Legal Aid: Strengthening the Rule of Law in Ghana
Frederick Piggot
Consultant, Prison Reform Programme, CHRI
International
initiatives to strengthen the rule of law and improve ‘democratic
governance’ are popular interventions for western donors, development
and aid agencies who have contributed billions to rule-of-law
projects over the past 20 years, ranging from advice on conflict
resolution in villages to strengthening bankruptcy law amid privatisation.
The United Nations Development Programme [UNDP] is currently supporting
a national governance plan for Ghana, having provided $40,000
during 2007, as one of a range of programmes under its Democratic
Governance initiative for the country, including support to strengthen
the capacity of the judiciary to carry out its work more efficiently.

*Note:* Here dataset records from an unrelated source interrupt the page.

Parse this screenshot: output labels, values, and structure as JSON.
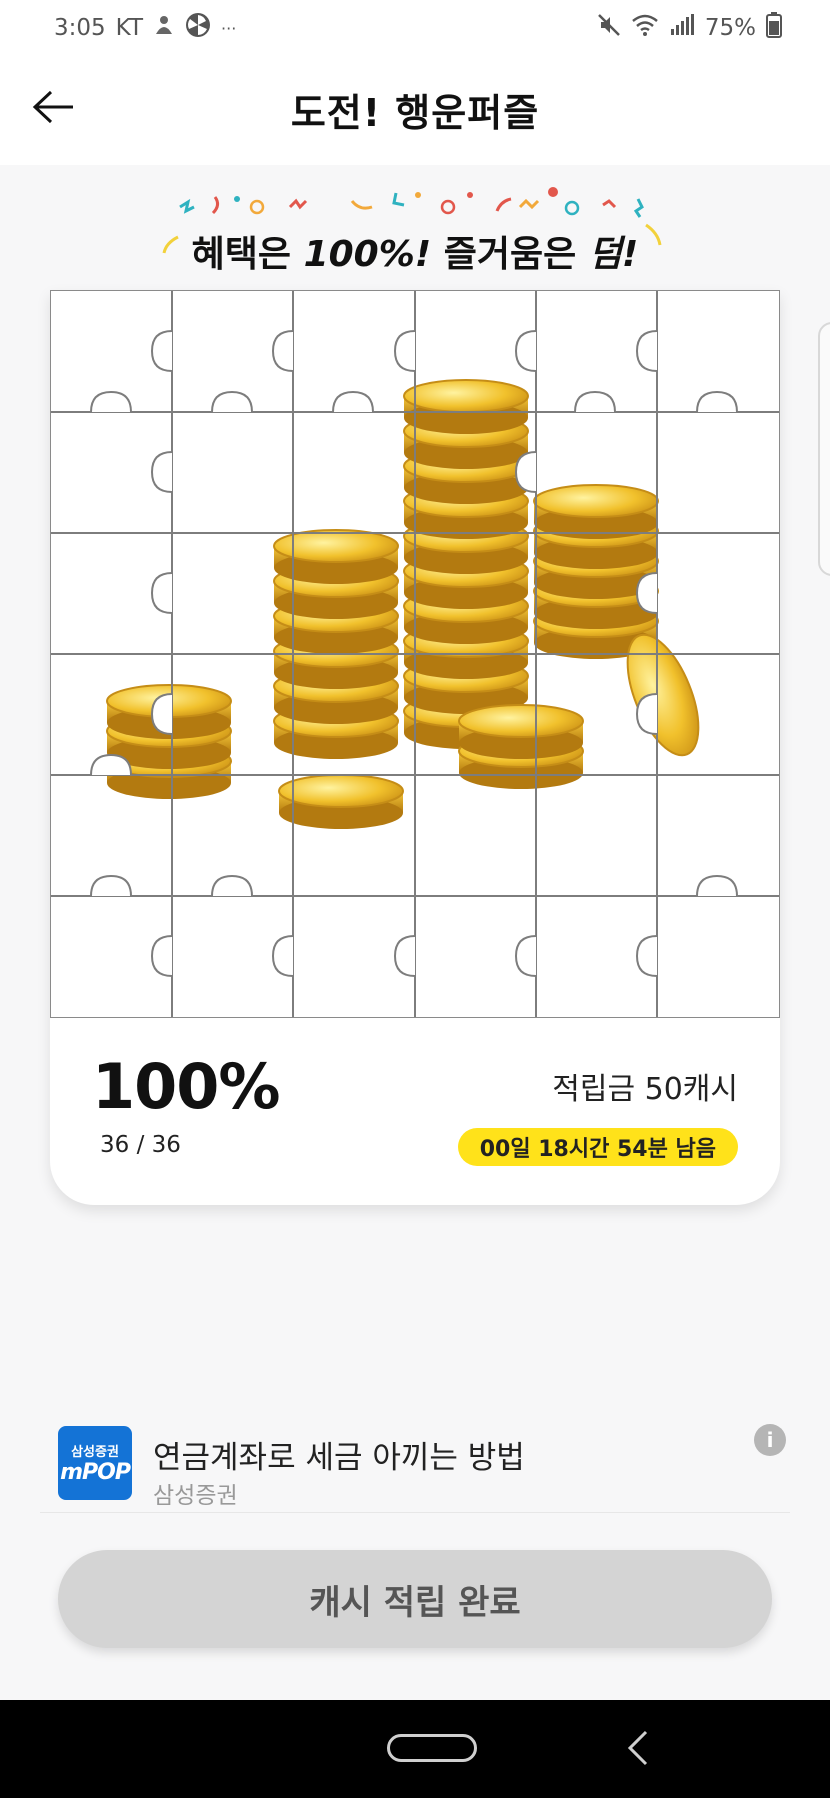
{
  "status_bar": {
    "time": "3:05",
    "carrier": "KT",
    "overflow": "···",
    "battery": "75%",
    "icons": [
      "notification-icon",
      "fan-icon",
      "mute-icon",
      "wifi-icon",
      "signal-icon",
      "battery-icon"
    ]
  },
  "header": {
    "title": "도전! 행운퍼즐",
    "back_icon": "arrow-left-icon"
  },
  "banner": {
    "text_part1": "혜택은 ",
    "text_em1": "100%!",
    "text_part2": " 즐거움은 ",
    "text_em2": "덤!"
  },
  "puzzle": {
    "rows": 6,
    "cols": 6,
    "image": "gold-coins-image"
  },
  "progress": {
    "percent_label": "100%",
    "count_label": "36 / 36",
    "percent": 100,
    "pieces_done": 36,
    "pieces_total": 36
  },
  "reward": {
    "text": "적립금 50캐시",
    "time_left": "00일 18시간 54분 남음"
  },
  "ad": {
    "logo_line1": "삼성증권",
    "logo_line2": "mPOP",
    "title": "연금계좌로 세금 아끼는 방법",
    "sponsor": "삼성증권",
    "info_label": "i"
  },
  "complete_button": {
    "label": "캐시 적립 완료"
  },
  "colors": {
    "accent_yellow": "#ffe21a",
    "coin_gold": "#e9b31e",
    "ad_blue": "#1473d6",
    "button_disabled": "#d4d4d4"
  }
}
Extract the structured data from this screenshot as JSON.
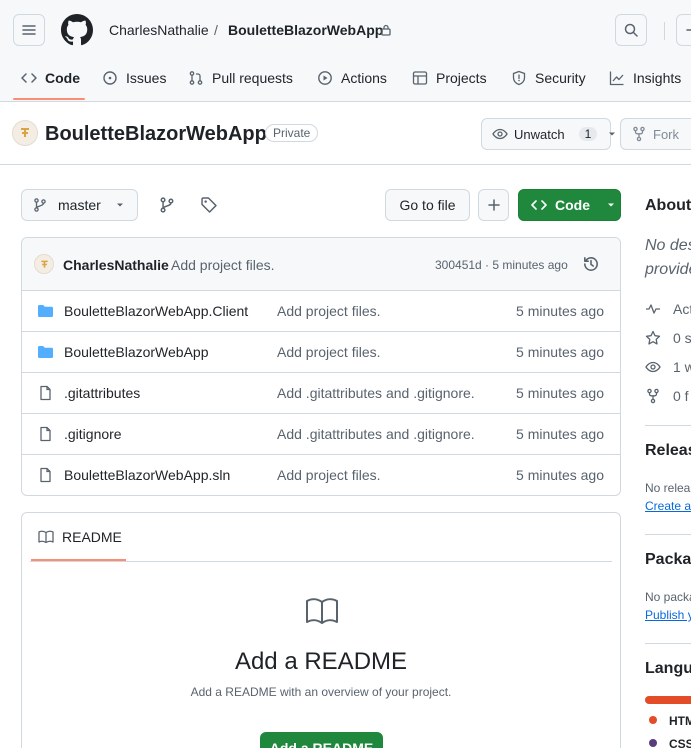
{
  "header": {
    "owner": "CharlesNathalie",
    "separator": "/",
    "repo": "BouletteBlazorWebApp"
  },
  "tabs": [
    {
      "label": "Code",
      "icon": "code-icon"
    },
    {
      "label": "Issues",
      "icon": "issue-icon"
    },
    {
      "label": "Pull requests",
      "icon": "pull-request-icon"
    },
    {
      "label": "Actions",
      "icon": "play-icon"
    },
    {
      "label": "Projects",
      "icon": "table-icon"
    },
    {
      "label": "Security",
      "icon": "shield-icon"
    },
    {
      "label": "Insights",
      "icon": "graph-icon"
    }
  ],
  "repo": {
    "name": "BouletteBlazorWebApp",
    "visibility": "Private",
    "watch_label": "Unwatch",
    "watch_count": "1",
    "fork_label": "Fork"
  },
  "toolbar": {
    "branch": "master",
    "go_to_file": "Go to file",
    "code_label": "Code"
  },
  "commit": {
    "author": "CharlesNathalie",
    "message": "Add project files.",
    "hash_time": "300451d · 5 minutes ago"
  },
  "files": [
    {
      "type": "folder",
      "name": "BouletteBlazorWebApp.Client",
      "message": "Add project files.",
      "time": "5 minutes ago"
    },
    {
      "type": "folder",
      "name": "BouletteBlazorWebApp",
      "message": "Add project files.",
      "time": "5 minutes ago"
    },
    {
      "type": "file",
      "name": ".gitattributes",
      "message": "Add .gitattributes and .gitignore.",
      "time": "5 minutes ago"
    },
    {
      "type": "file",
      "name": ".gitignore",
      "message": "Add .gitattributes and .gitignore.",
      "time": "5 minutes ago"
    },
    {
      "type": "file",
      "name": "BouletteBlazorWebApp.sln",
      "message": "Add project files.",
      "time": "5 minutes ago"
    }
  ],
  "readme": {
    "tab_label": "README",
    "heading": "Add a README",
    "description": "Add a README with an overview of your project.",
    "button": "Add a README"
  },
  "sidebar": {
    "about": "About",
    "desc_line1": "No des",
    "desc_line2": "provide",
    "activity": "Act",
    "stars": "0 s",
    "watching": "1 w",
    "forks": "0 f",
    "releases": "Releas",
    "releases_text": "No relea",
    "releases_link": "Create a",
    "packages": "Packag",
    "packages_text": "No packa",
    "packages_link": "Publish y",
    "languages": "Langua",
    "lang1": "HTM",
    "lang2": "CSS"
  },
  "colors": {
    "accent": "#1f883d",
    "link": "#0969da",
    "underline": "#fd8c73",
    "lang_html": "#e34c26",
    "lang_css": "#563d7c",
    "folder": "#54aeff"
  }
}
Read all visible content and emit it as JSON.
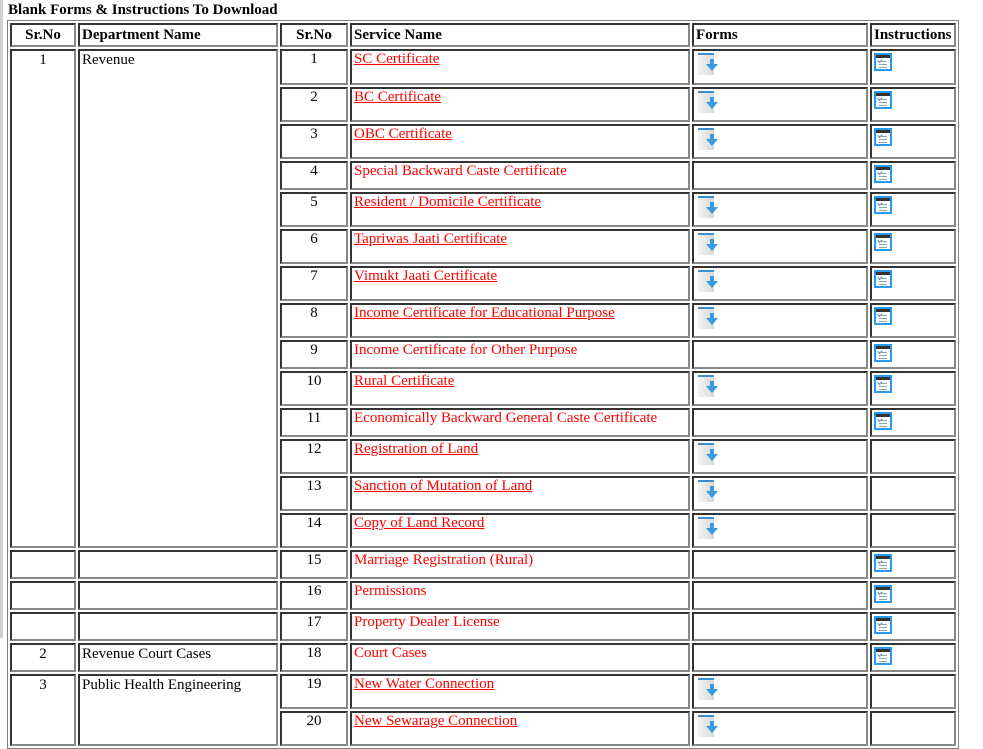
{
  "page": {
    "title": "Blank Forms & Instructions To Download"
  },
  "table": {
    "headers": {
      "dept_srno": "Sr.No",
      "dept_name": "Department Name",
      "svc_srno": "Sr.No",
      "svc_name": "Service Name",
      "forms": "Forms",
      "instructions": "Instructions"
    },
    "departments": [
      {
        "srno": "1",
        "name": "Revenue"
      },
      {
        "srno": "",
        "name": ""
      },
      {
        "srno": "",
        "name": ""
      },
      {
        "srno": "",
        "name": ""
      },
      {
        "srno": "2",
        "name": "Revenue Court Cases"
      },
      {
        "srno": "3",
        "name": "Public Health Engineering"
      }
    ],
    "services": [
      {
        "srno": "1",
        "name": "SC Certificate",
        "linked": true,
        "form": true,
        "instruction": true
      },
      {
        "srno": "2",
        "name": "BC Certificate",
        "linked": true,
        "form": true,
        "instruction": true
      },
      {
        "srno": "3",
        "name": "OBC Certificate",
        "linked": true,
        "form": true,
        "instruction": true
      },
      {
        "srno": "4",
        "name": "Special Backward Caste Certificate",
        "linked": false,
        "form": false,
        "instruction": true
      },
      {
        "srno": "5",
        "name": "Resident / Domicile Certificate",
        "linked": true,
        "form": true,
        "instruction": true
      },
      {
        "srno": "6",
        "name": "Tapriwas Jaati Certificate",
        "linked": true,
        "form": true,
        "instruction": true
      },
      {
        "srno": "7",
        "name": "Vimukt Jaati Certificate",
        "linked": true,
        "form": true,
        "instruction": true
      },
      {
        "srno": "8",
        "name": "Income Certificate for Educational Purpose",
        "linked": true,
        "form": true,
        "instruction": true
      },
      {
        "srno": "9",
        "name": "Income Certificate for Other Purpose",
        "linked": false,
        "form": false,
        "instruction": true
      },
      {
        "srno": "10",
        "name": "Rural Certificate",
        "linked": true,
        "form": true,
        "instruction": true
      },
      {
        "srno": "11",
        "name": "Economically Backward General Caste Certificate",
        "linked": false,
        "form": false,
        "instruction": true
      },
      {
        "srno": "12",
        "name": "Registration of Land",
        "linked": true,
        "form": true,
        "instruction": false
      },
      {
        "srno": "13",
        "name": "Sanction of Mutation of Land",
        "linked": true,
        "form": true,
        "instruction": false
      },
      {
        "srno": "14",
        "name": "Copy of Land Record",
        "linked": true,
        "form": true,
        "instruction": false
      },
      {
        "srno": "15",
        "name": "Marriage Registration (Rural)",
        "linked": false,
        "form": false,
        "instruction": true
      },
      {
        "srno": "16",
        "name": "Permissions",
        "linked": false,
        "form": false,
        "instruction": true
      },
      {
        "srno": "17",
        "name": "Property Dealer License",
        "linked": false,
        "form": false,
        "instruction": true
      },
      {
        "srno": "18",
        "name": "Court Cases",
        "linked": false,
        "form": false,
        "instruction": true
      },
      {
        "srno": "19",
        "name": "New Water Connection",
        "linked": true,
        "form": true,
        "instruction": false
      },
      {
        "srno": "20",
        "name": "New Sewarage Connection",
        "linked": true,
        "form": true,
        "instruction": false
      }
    ],
    "icons": {
      "form": "download-form-icon",
      "instruction": "instructions-checklist-icon"
    }
  },
  "colors": {
    "link": "#ff0000",
    "icon_blue": "#3a9ae0"
  }
}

Under these initiatives, targeting the rule of law, the courts and the wider justice system are presented as ‘technical’ and so politically neutral development interventions avoiding controversy are attached to structural re-adjustment or conditional aid packages. A strengthened rule of law, less corruption and better protected property rights will, so the theory goes, of itself foster development; a solid justice system in which rights are sufficiently protected encouraging investment. However judicial assistance programmes targeting good governance purely as a root to market growth and economic development, rather than a fundamental part of any just society, can see human rights programmes overlooked or neglected. These would include the diversification of legal aid delivery services, human rights training programmes, efforts to build capacity of civil society and human rights commissions or a humane and rehabilitative prison system.
Ongoing development interventions by the UNDP in Ghana have however recognised the centrality of human rights to development. The UNDP’s Country Action Plan for Ghana - the road map for delivery of the UN Millennium Development Goals - includes efforts to strengthen the rule of law and access to justice from a human rights perspective - defining the rule-of-law in terms of substantive justice delivery rather than mere institutional capacity.
Recognising the Prison Service as a ‘key pillar of the criminal justice system’, and noting that despite its central importance to any justice delivery service, it ‘has [so far] been neglected by development partners’, a UNDP/Ghana Prisons Service partnership will see an estimated $230,000 spent in 2008 trying to reform the countries ailing prison system. This allocation of funds in the second year of the project will dwarf the inception year’s budget of $100,000. The four year programme, running to 2010, will see training target officials as the policy builders of the prison service in the hope that the human rights standards and ethics training will filter down, and aim to foster enhanced collaboration between branches of the criminal justice system with a view to expeditious disposal of cases to relieve Ghana’s burgeoning under-trial prison population. The human rights programme will increase the capacity of selected civil society groups to monitor human rights compliance and foster a culture of respect for human rights. UNDP support to the Judicial Services, the Legal Aid Scheme and the Office of the Attorney General during 2006 & 2007 also focused on the plight of prisoners caught up in the country’s over burdened prison system with a standing committee on remand prisoners established by the Attorney General’s Department and the establishment of a court of competent jurisdiction which sat at the James Fort Prison in October 2007 resulting in the discharge of some of the remand prisoners contributing to overcrowding. (James Fort Prison has since been closed with 979 prisoners having been evacuated to other prisons following the Ghana Bar Association’s call last year for the prison to be closed due to its dilapidated state and the danger it posed to the lives of inmates. A new maximum security prison is being built at Ankaful.)
Ghana will also
soon be looking to designate a national human rights body as its
National Preventive Mechanism [NPM] under the Optional Protocol
to the Convention Against Torture [Op. CAT], before ratification
of the protocol which it signed in June 2006. The Optional Protocol
is designed to build on the preventative aspects of the Convention
through providing for jurisdiction to a UN Subcommittee visiting
body and the establishment, or designation, of national visiting
mechanisms. It is likely that Ghana’s Commission on Human Rights
and Administrative Justice [CHRAJ] will be designated the visiting
mechanism at the national level on ratification. CHRAJ will receive
in the order of $80,000 during 2008 from the UNDP to increase
their capacity, and to undertake training of police personnel
with a view to fostering a culture of respect for human rights.